Penelitian akan melihat bagaimana dinamika politik domestik Amerika Serikat
berpengaruh terhadap proses implementasi dual-track strategy Amerika Serikat terhadap Iran
dalam negosiasi kesepakatan nuklir Iran. Dalam melihat dinamika implementasi dual-track
strategy, penulis akan lebih berfokus untuk menyoroti konteks politik domestik Amerika
Serikat. Tetapi juga tidak mengesampingkan pertimbangan dan posisi Iran serta faktor-faktor
lain yang sekiranya memengaruhi hubungan kedua negara ini. Data-data yang didapat akan
dikaitkan dengan konsep two-level games dengan menyoroti proses negosiasi serta
mengidentifikasi peristiwa-peristiwa penting selama proses negosiasi. Penulis akan
menyoroti dinamika implementasi dual-track strategy Amerika Serikat sejak pemerintahan
Obama di periode pertama dan kedua. Dengan memfokuskan penulisan terhadap proses
perundingan nuklir, penulis akan membatasi pembahasan sejak proses formulai kebijakan
dual-track strategy di tahun 2008 hingga Oktober 2015 saat hasil dari kesepakatan nuklir Iran
resmi diimplementasikan.
1.6 Sistematika Penulisan
Penulisan skripsi ini dibagi menjadi lima bab. Bab I berisi pendahuluan yang terdiri
latar belakang, rumusan masalah, landasan konseptual, argumen pokok, metode penelitian,
serta sistematika penulisan.
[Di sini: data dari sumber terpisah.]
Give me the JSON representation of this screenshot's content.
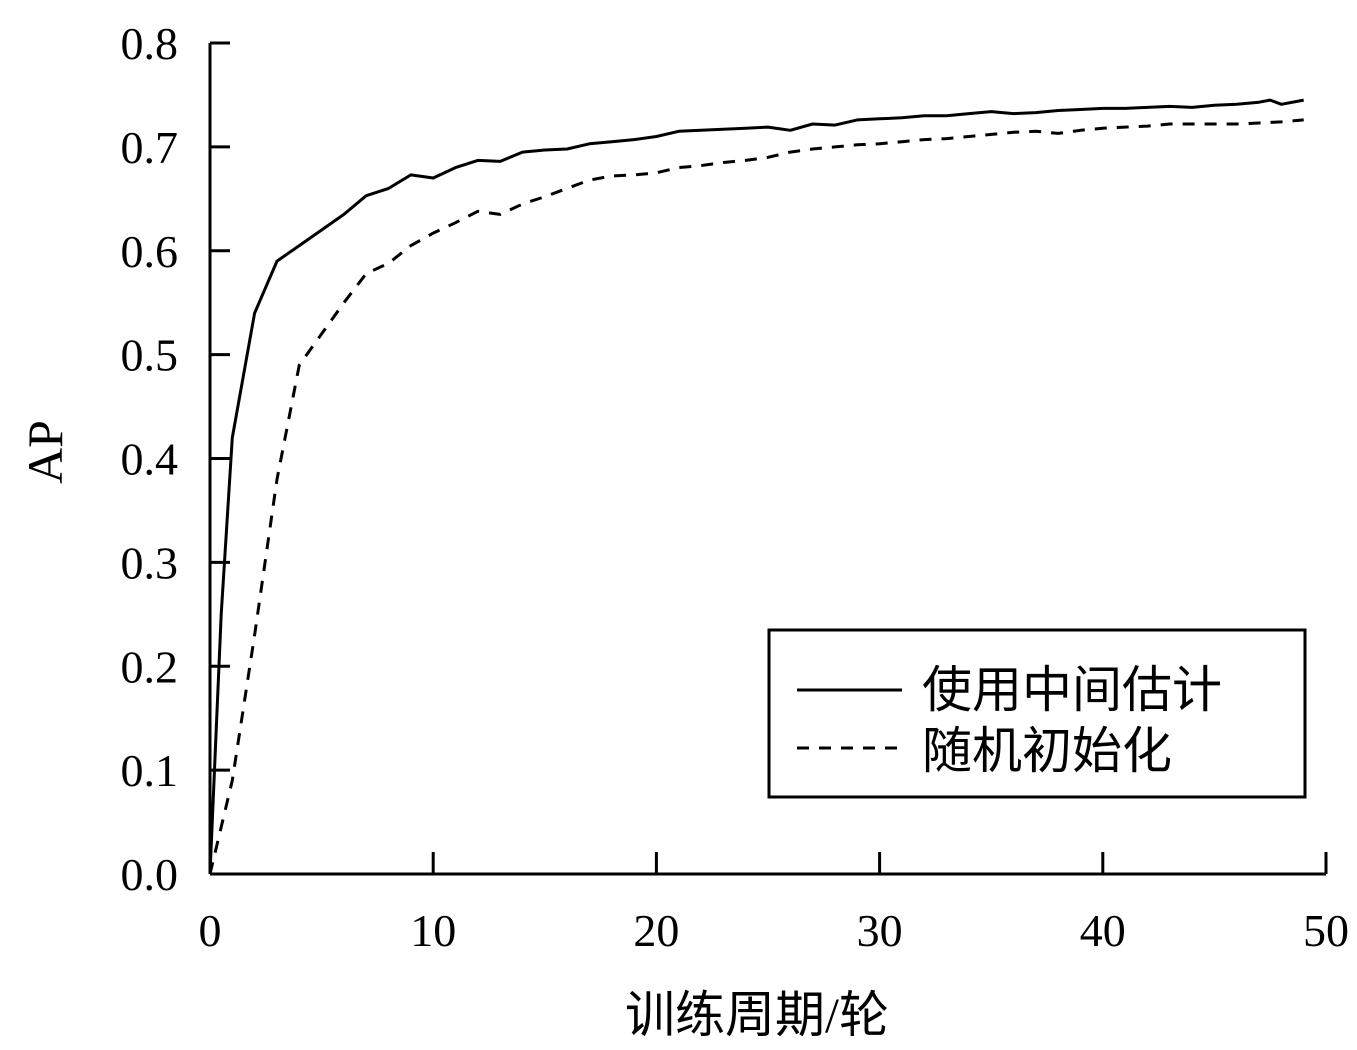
{
  "chart_data": {
    "type": "line",
    "title": "",
    "xlabel": "训练周期/轮",
    "ylabel": "AP",
    "xlim": [
      0,
      50
    ],
    "ylim": [
      0.0,
      0.8
    ],
    "xticks": [
      0,
      10,
      20,
      30,
      40,
      50
    ],
    "xtick_labels": [
      "0",
      "10",
      "20",
      "30",
      "40",
      "50"
    ],
    "yticks": [
      0.0,
      0.1,
      0.2,
      0.3,
      0.4,
      0.5,
      0.6,
      0.7,
      0.8
    ],
    "ytick_labels": [
      "0.0",
      "0.1",
      "0.2",
      "0.3",
      "0.4",
      "0.5",
      "0.6",
      "0.7",
      "0.8"
    ],
    "grid": false,
    "legend_position": "bottom-right",
    "series": [
      {
        "name": "使用中间估计",
        "line_style": "solid",
        "color": "#000000",
        "points": [
          [
            0,
            0.0
          ],
          [
            0.5,
            0.25
          ],
          [
            1,
            0.42
          ],
          [
            2,
            0.54
          ],
          [
            3,
            0.59
          ],
          [
            4,
            0.605
          ],
          [
            5,
            0.62
          ],
          [
            6,
            0.635
          ],
          [
            7,
            0.653
          ],
          [
            8,
            0.66
          ],
          [
            9,
            0.673
          ],
          [
            10,
            0.67
          ],
          [
            11,
            0.68
          ],
          [
            12,
            0.687
          ],
          [
            13,
            0.686
          ],
          [
            14,
            0.695
          ],
          [
            15,
            0.697
          ],
          [
            16,
            0.698
          ],
          [
            17,
            0.703
          ],
          [
            18,
            0.705
          ],
          [
            19,
            0.707
          ],
          [
            20,
            0.71
          ],
          [
            21,
            0.715
          ],
          [
            22,
            0.716
          ],
          [
            23,
            0.717
          ],
          [
            24,
            0.718
          ],
          [
            25,
            0.719
          ],
          [
            26,
            0.716
          ],
          [
            27,
            0.722
          ],
          [
            28,
            0.721
          ],
          [
            29,
            0.726
          ],
          [
            30,
            0.727
          ],
          [
            31,
            0.728
          ],
          [
            32,
            0.73
          ],
          [
            33,
            0.73
          ],
          [
            34,
            0.732
          ],
          [
            35,
            0.734
          ],
          [
            36,
            0.732
          ],
          [
            37,
            0.733
          ],
          [
            38,
            0.735
          ],
          [
            39,
            0.736
          ],
          [
            40,
            0.737
          ],
          [
            41,
            0.737
          ],
          [
            42,
            0.738
          ],
          [
            43,
            0.739
          ],
          [
            44,
            0.738
          ],
          [
            45,
            0.74
          ],
          [
            46,
            0.741
          ],
          [
            47,
            0.743
          ],
          [
            47.5,
            0.745
          ],
          [
            48,
            0.741
          ],
          [
            49,
            0.745
          ]
        ]
      },
      {
        "name": "随机初始化",
        "line_style": "dashed",
        "color": "#000000",
        "points": [
          [
            0,
            0.0
          ],
          [
            1,
            0.09
          ],
          [
            2,
            0.23
          ],
          [
            3,
            0.38
          ],
          [
            4,
            0.49
          ],
          [
            5,
            0.52
          ],
          [
            6,
            0.55
          ],
          [
            7,
            0.578
          ],
          [
            8,
            0.588
          ],
          [
            9,
            0.605
          ],
          [
            10,
            0.617
          ],
          [
            11,
            0.627
          ],
          [
            12,
            0.638
          ],
          [
            13,
            0.635
          ],
          [
            14,
            0.645
          ],
          [
            15,
            0.652
          ],
          [
            16,
            0.66
          ],
          [
            17,
            0.668
          ],
          [
            18,
            0.672
          ],
          [
            19,
            0.673
          ],
          [
            20,
            0.675
          ],
          [
            21,
            0.68
          ],
          [
            22,
            0.682
          ],
          [
            23,
            0.685
          ],
          [
            24,
            0.687
          ],
          [
            25,
            0.69
          ],
          [
            26,
            0.695
          ],
          [
            27,
            0.698
          ],
          [
            28,
            0.7
          ],
          [
            29,
            0.702
          ],
          [
            30,
            0.703
          ],
          [
            31,
            0.705
          ],
          [
            32,
            0.707
          ],
          [
            33,
            0.708
          ],
          [
            34,
            0.71
          ],
          [
            35,
            0.712
          ],
          [
            36,
            0.714
          ],
          [
            37,
            0.715
          ],
          [
            38,
            0.713
          ],
          [
            39,
            0.716
          ],
          [
            40,
            0.718
          ],
          [
            41,
            0.719
          ],
          [
            42,
            0.72
          ],
          [
            43,
            0.722
          ],
          [
            44,
            0.722
          ],
          [
            45,
            0.722
          ],
          [
            46,
            0.722
          ],
          [
            47,
            0.723
          ],
          [
            48,
            0.724
          ],
          [
            49,
            0.726
          ]
        ]
      }
    ]
  }
}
Bab II memaparkan mengenai konteks historis hubungan
Amerika Serikat dengan Iran sekaligus menjelaskan tentang kebijakan dual-track Amerika
Serikat terhadap Iran. Bab III memaparkan mengenai dinamika proses negosiasi yang terjadi
dalam implementasi strategi dual-track policy Amerika Serikat pada pemerintahan pertama
Obama tahun 2008-2012. Bab IV memaparkan dinamika proses negosiasi sebagai kelanjutan
dari implementasi strategi dual-track policy Amerika Serikat pada pemerintahan kedua
Obama tahun 2012 hingga Oktober 2015. Bab V sebagai penutup berisi kesimpulan dari
penjelasan yang telah dijabarkan pada bab-bab sebelumnya.